Das Allgemeine Gleichbehandlungsgesetz (AGG) soll vor Diskriminierung schützen und wird umgangssprachlich daher häufig auch Antidiskriminierungsgesetz genannt. Im Koalitionsvertrag der Bundesregierung wird eine Reform des Gesetzes in Aussicht gestellt. Zahlreiche Verbände bemängeln nun, dass noch kein Entwurf dazu vorliegt. „AGG-Reform-Jetzt!“ nennt sich ein Bündnis von 100 Organisationen. Doch worum geht es eigentlich bei den Reformvorstellungen?

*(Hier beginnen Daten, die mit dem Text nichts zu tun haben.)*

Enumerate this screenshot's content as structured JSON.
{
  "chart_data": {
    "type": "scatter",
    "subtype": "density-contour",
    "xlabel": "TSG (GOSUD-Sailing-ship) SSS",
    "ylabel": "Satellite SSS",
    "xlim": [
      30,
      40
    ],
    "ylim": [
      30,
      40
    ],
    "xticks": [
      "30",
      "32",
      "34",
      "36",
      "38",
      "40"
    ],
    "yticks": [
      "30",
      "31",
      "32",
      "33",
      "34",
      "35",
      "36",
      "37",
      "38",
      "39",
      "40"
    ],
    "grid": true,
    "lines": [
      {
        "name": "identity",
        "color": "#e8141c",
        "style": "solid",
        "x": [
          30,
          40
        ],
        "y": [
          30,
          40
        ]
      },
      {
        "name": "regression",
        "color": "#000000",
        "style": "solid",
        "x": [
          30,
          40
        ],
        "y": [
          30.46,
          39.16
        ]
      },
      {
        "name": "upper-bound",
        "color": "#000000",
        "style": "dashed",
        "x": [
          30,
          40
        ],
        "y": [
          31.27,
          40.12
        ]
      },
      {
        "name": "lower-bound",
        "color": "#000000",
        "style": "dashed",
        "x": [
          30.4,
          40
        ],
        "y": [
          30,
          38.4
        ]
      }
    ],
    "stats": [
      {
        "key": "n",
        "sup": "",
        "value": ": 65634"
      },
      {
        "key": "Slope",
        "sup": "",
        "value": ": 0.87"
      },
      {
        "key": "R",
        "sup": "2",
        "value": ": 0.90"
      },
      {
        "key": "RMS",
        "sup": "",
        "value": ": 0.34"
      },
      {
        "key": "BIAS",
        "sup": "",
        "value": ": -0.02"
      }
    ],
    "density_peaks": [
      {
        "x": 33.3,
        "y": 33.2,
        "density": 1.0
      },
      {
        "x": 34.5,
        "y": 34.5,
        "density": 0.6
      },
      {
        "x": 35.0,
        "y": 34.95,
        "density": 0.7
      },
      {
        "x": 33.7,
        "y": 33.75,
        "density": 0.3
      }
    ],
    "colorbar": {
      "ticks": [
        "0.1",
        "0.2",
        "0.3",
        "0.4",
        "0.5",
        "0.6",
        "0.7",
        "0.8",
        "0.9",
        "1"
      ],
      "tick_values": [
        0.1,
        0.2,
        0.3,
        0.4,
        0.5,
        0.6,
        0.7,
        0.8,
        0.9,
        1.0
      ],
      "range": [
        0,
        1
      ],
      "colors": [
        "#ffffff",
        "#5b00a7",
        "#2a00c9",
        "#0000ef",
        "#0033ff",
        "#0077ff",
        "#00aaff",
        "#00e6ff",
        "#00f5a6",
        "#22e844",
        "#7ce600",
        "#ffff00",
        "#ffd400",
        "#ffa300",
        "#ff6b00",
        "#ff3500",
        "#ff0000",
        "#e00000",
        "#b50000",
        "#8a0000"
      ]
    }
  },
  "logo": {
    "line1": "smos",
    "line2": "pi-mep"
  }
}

Das AGG ist 2006 in Kraft getreten und löste damit seinerzeit das Beschäftigtenschutzgesetz ab. In § 1 AGG wird das Ziel des Gesetzes formuliert. Verhindert oder beseitigt werden sollen demnach „Benachteiligungen aus Gründen der Rasse oder wegen der ethnischen Herkunft, des Geschlechts, der Religion oder Weltanschauung, einer Behinderung, des Alters oder der sexuellen Identität“.
Evaluation
„Das Allgemeine Gleichbehandlungsgesetz (AGG) werden wir evaluieren, Schutzlücken schließen, den Rechtsschutz verbessern und den Anwendungsbereich ausweiten“, haben sich SPD, Grüne und FDP im Koalitionsvertrag auf die Fahnen geschrieben. Bislang liegen dazu jedoch noch keine Eckpunkte vor. Erwähnt werden sollte auch, dass das Gesetz schon 2016 – zum zehnjährigen Jubiläum – einer ausführlichen Evaluation unterzogen wurde.

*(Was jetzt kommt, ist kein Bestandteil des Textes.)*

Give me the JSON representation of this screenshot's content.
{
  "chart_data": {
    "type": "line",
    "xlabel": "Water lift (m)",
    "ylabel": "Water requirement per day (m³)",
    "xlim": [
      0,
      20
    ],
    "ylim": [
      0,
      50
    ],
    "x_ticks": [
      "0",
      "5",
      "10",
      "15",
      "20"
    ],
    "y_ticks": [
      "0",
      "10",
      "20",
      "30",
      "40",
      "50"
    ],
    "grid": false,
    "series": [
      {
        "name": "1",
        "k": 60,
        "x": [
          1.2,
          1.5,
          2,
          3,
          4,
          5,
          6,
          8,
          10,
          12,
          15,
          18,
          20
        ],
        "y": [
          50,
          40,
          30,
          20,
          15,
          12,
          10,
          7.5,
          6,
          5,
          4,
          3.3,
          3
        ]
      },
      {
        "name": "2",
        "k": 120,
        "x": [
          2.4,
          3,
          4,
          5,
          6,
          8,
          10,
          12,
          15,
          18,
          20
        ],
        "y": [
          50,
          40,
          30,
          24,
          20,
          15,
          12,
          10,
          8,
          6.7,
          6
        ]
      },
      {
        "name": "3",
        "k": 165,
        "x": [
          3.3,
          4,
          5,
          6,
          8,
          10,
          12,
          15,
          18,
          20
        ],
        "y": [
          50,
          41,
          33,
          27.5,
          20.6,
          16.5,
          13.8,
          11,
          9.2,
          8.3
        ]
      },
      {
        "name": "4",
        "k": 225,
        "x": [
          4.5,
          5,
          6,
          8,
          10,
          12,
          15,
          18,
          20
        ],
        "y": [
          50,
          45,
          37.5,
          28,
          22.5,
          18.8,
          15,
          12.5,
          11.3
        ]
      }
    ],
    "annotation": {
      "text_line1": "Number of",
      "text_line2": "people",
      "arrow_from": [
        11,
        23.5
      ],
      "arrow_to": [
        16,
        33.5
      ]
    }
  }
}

Auf über 200 Seiten werden darin Empfehlungen gemacht, die auch heute noch aktuell sind und von zivilgesellschaftlichen Akteuren weiterhin gefordert werden. So hat sich das aus 100 Organisationen bestehende Bündnis „AGG-Reform-Jetzt!“ gebildet, das kürzlich die gemeinsame Stellungnahme „Mehr Fortschritt wagen heißt auch mehr Antidiskriminierung wagen!“ vorgelegt hat. Damit wird auf den Koalitionsvertrag der Ampelkoalition angespielt, den SPD, Grüne und FDP „Mehr Fortschritt wagen“ genannt hatten.
Was sind zentrale Kritikpunkte am heutigen AGG?

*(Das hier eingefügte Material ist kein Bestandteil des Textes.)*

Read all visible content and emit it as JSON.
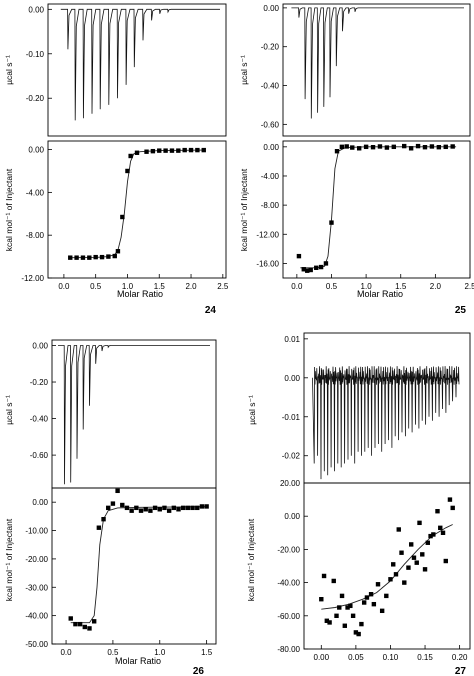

Ein zentraler Kritikpunkt ist die schwierige Rechtsdurchsetzung. Wer beispielsweise wegen seines Alters mehr für eine Reiseversicherung zahlen muss oder wer allein aufgrund seines Namens eine Stelle nicht bekommt, wird auch nach heutigem AGG diskriminiert. Allerdings sind die Hürden, diesen Anspruch auf Nicht-Benachteiligung auch durchzusetzen, sehr hoch. So beträgt zum Beispiel die Frist zur Geltendmachung gerade einmal zwei Monate. Sich in dieser Frist möglicherweise zunächst rechtlich beraten zu lassen und den Rechtsanspruch durchzusetzen ist kaum möglich. Viele scheuen auch die mit einem oft langwierigen Verfahren einhergehenden finanziellen und emotionalen Belastungen. „Diskriminierung wird daher in den meisten individuell erlebten Fällen nicht sanktioniert“, stellen die Organisationen in ihrer Stellungnahme fest und fordern einen kollektiven Rechtsschutz. Das hieße, dass nicht nur Einzelpersonen, sondern auch Verbände klagen könnten.
Zudem bemängeln die 100 unterzeichnenden Akteur*innen, dass das Gesetz nur für Beschäftigung, Güter und Dienstleistungen gelte, nicht aber für den Staat gegenüber seiner Bürger*innen. „Diskriminierungen im Bereich der Ämter und Behörden werden von Betroffenen als besonders gravierend empfunden, da sie im Namen des Staates erfolgen und in einem Kontext stattfinden, der von einem hohen Machtgefälle und Abhängigkeitsverhältnis geprägt ist“, argumentiert das Bündnis. Deshalb sei es nicht nachvollziehbar, warum ein schwächerer Diskriminierungsschutz besteht, wenn es sich um staatliche Diskriminierung handele.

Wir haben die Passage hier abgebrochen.